The Barbary Plague by Marilyn Chase

Author:Marilyn Chase [Chase, Marilyn]
Language: eng
Format: epub
ISBN: 978-1-58836-285-8
Publisher: Random House Publishing Group
Published: 2003-06-14T16:00:00+00:00


Earthquake

AT 5:12 A.M. ON WEDNESDAY, April 18, 1906, the ground beneath San Francisco convulsed. There was a groan of grinding mortar and a thunder of raining brick and stone. Twisting timber shrieked and snapped into splintered kindling. After forty-five seconds, the roiling paused a moment, and then a second shock wave hit, more violent than the first.1

From a hundred thousand fractured rooms came cries of shock and pain. Sleepers, hurled from their beds, threw coats over night-clothes, grabbed children, and poured into the street. Some yanked frantically on bedroom doors, trapped in shifting frames that no longer fit. Buildings listed drunkenly off their foundations. Wooden cottages collapsed like houses of cards, rows of flats like dominoes. Brick facades peeled off and crashed into the street, exposing what looked like a doll’s house. Streetcar tracks buckled in serpentine snarls.

South of Market Street, where tracts sat precariously on landfill, the ground liquefied over ancient waterfront and wetlands. The four-story Valencia Hotel, a working-class lodging house, sank into its fluid foundation. With only its top story protruding above ground, lodgers on the lower floors were submerged and drowned.
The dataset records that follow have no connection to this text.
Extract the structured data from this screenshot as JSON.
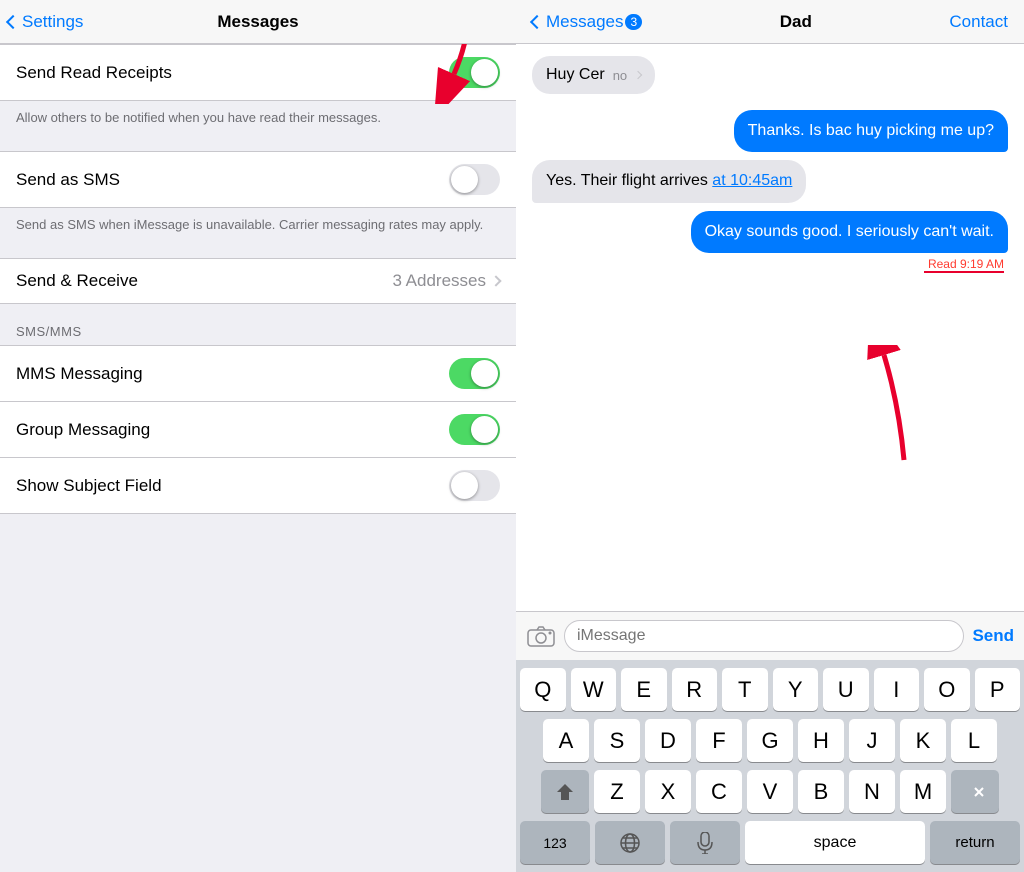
{
  "settings": {
    "nav": {
      "back_label": "Settings",
      "title": "Messages"
    },
    "items": {
      "send_read_receipts": {
        "label": "Send Read Receipts",
        "toggle_state": "on",
        "description": "Allow others to be notified when you have read their messages."
      },
      "send_as_sms": {
        "label": "Send as SMS",
        "toggle_state": "off",
        "description": "Send as SMS when iMessage is unavailable. Carrier messaging rates may apply."
      },
      "send_receive": {
        "label": "Send & Receive",
        "value": "3 Addresses"
      },
      "section_smsmms": "SMS/MMS",
      "mms_messaging": {
        "label": "MMS Messaging",
        "toggle_state": "on"
      },
      "group_messaging": {
        "label": "Group Messaging",
        "toggle_state": "on"
      },
      "show_subject_field": {
        "label": "Show Subject Field",
        "toggle_state": "off"
      }
    }
  },
  "messages": {
    "nav": {
      "back_label": "Messages (3)",
      "title": "Dad",
      "contact_label": "Contact"
    },
    "conversation": [
      {
        "type": "incoming",
        "partial": true,
        "text": "Huy Cer",
        "time": "no"
      },
      {
        "type": "outgoing",
        "text": "Thanks. Is bac huy picking me up?"
      },
      {
        "type": "incoming",
        "text": "Yes. Their flight arrives at 10:45am",
        "has_link": true,
        "link_text": "at 10:45am"
      },
      {
        "type": "outgoing",
        "text": "Okay sounds good. I seriously can't wait."
      }
    ],
    "read_receipt": "Read 9:19 AM",
    "input_placeholder": "iMessage",
    "send_label": "Send"
  },
  "keyboard": {
    "row1": [
      "Q",
      "W",
      "E",
      "R",
      "T",
      "Y",
      "U",
      "I",
      "O",
      "P"
    ],
    "row2": [
      "A",
      "S",
      "D",
      "F",
      "G",
      "H",
      "J",
      "K",
      "L"
    ],
    "row3": [
      "Z",
      "X",
      "C",
      "V",
      "B",
      "N",
      "M"
    ],
    "bottom": {
      "numbers": "123",
      "globe": "🌐",
      "mic": "🎤",
      "space": "space",
      "return": "return"
    }
  }
}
Dozens of small fires burst from toppled chimneys and cracked stove flues. Fire alarms stayed strangely silent. The alarm center on Brenham Place had been destroyed. At one station, fire horses bolted in fear, so firefighters had to tow their engines by hand. When they hooked up their hoses, only droplets trickled out, so the firefighters siphoned leaky sewage to spray on the flames.
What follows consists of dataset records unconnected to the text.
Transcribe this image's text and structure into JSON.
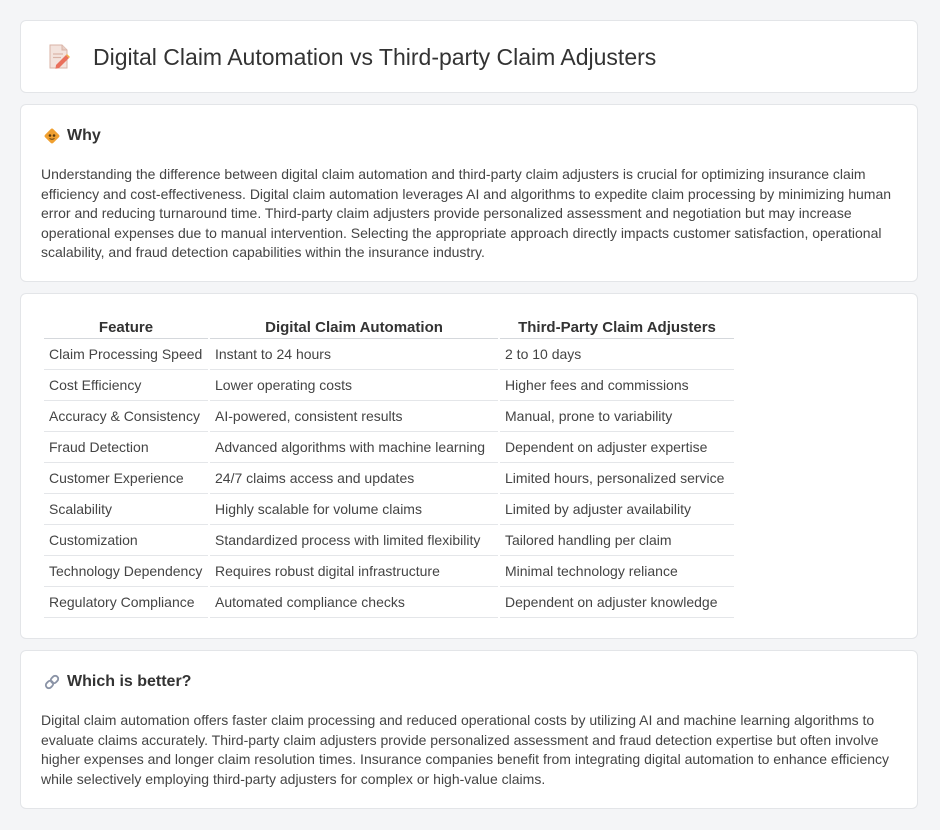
{
  "page": {
    "title": "Digital Claim Automation vs Third-party Claim Adjusters",
    "title_icon": "document-pencil-icon"
  },
  "why": {
    "icon": "diamond-warning-icon",
    "heading": "Why",
    "text": "Understanding the difference between digital claim automation and third-party claim adjusters is crucial for optimizing insurance claim efficiency and cost-effectiveness. Digital claim automation leverages AI and algorithms to expedite claim processing by minimizing human error and reducing turnaround time. Third-party claim adjusters provide personalized assessment and negotiation but may increase operational expenses due to manual intervention. Selecting the appropriate approach directly impacts customer satisfaction, operational scalability, and fraud detection capabilities within the insurance industry."
  },
  "table": {
    "headers": [
      "Feature",
      "Digital Claim Automation",
      "Third-Party Claim Adjusters"
    ],
    "rows": [
      [
        "Claim Processing Speed",
        "Instant to 24 hours",
        "2 to 10 days"
      ],
      [
        "Cost Efficiency",
        "Lower operating costs",
        "Higher fees and commissions"
      ],
      [
        "Accuracy & Consistency",
        "AI-powered, consistent results",
        "Manual, prone to variability"
      ],
      [
        "Fraud Detection",
        "Advanced algorithms with machine learning",
        "Dependent on adjuster expertise"
      ],
      [
        "Customer Experience",
        "24/7 claims access and updates",
        "Limited hours, personalized service"
      ],
      [
        "Scalability",
        "Highly scalable for volume claims",
        "Limited by adjuster availability"
      ],
      [
        "Customization",
        "Standardized process with limited flexibility",
        "Tailored handling per claim"
      ],
      [
        "Technology Dependency",
        "Requires robust digital infrastructure",
        "Minimal technology reliance"
      ],
      [
        "Regulatory Compliance",
        "Automated compliance checks",
        "Dependent on adjuster knowledge"
      ]
    ]
  },
  "better": {
    "icon": "link-icon",
    "heading": "Which is better?",
    "text": "Digital claim automation offers faster claim processing and reduced operational costs by utilizing AI and machine learning algorithms to evaluate claims accurately. Third-party claim adjusters provide personalized assessment and fraud detection expertise but often involve higher expenses and longer claim resolution times. Insurance companies benefit from integrating digital automation to enhance efficiency while selectively employing third-party adjusters for complex or high-value claims."
  },
  "colors": {
    "background": "#f4f5f7",
    "card": "#ffffff",
    "accent_orange": "#f0a030",
    "icon_pink": "#e9897e"
  }
}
Steers being herded to the Potrero stockyards were spooked by the shaking and stampeded along Mission Street. To avoid being trampled, bystanders shot the crazed cattle between the eyes.

On Merchant Street, near the federal morgue and laboratory, fish dealer Alex Paladini was unloading the morning’s catch when the earthquake disintegrated buildings around him, burying horses, drivers, wagons, and fish under tons of bricks and mortar. The steeds’ necks protruded from the debris, their manes caked with dust, tongues lolling. The neighborhood around the morgue was now one giant street of the dead.

The ground shock savaged City Hall. Its regal dome teetered on empty ribs. All around it stretched acres of rubble. Before the day was over, flames devoured municipal records, incinerating all city history before 1906.

Mayor Eugene Schmitz, who had been reelected despite an ongoing graft probe, now played his role with cool command. He closed the saloons. He imposed a curfew from dark until dawn. When rioters raided liquor and cigar shops, he issued an executive order for federal troops and police to shoot looters on sight. From the ruins of City Hall, he moved the seat of government to the Hall of Justice on Kearny Street, then to the Fairmont Hotel, then to a hall in the Western Addition, keeping one step ahead of the flames.

Schmitz wired the mayor of Oakland, demanding hoses and dynamite. From the capital in Sacramento, Governor George Pardee boarded a train toward the stricken city, setting up his base of operations in Oakland, where phone and wire service remained intact.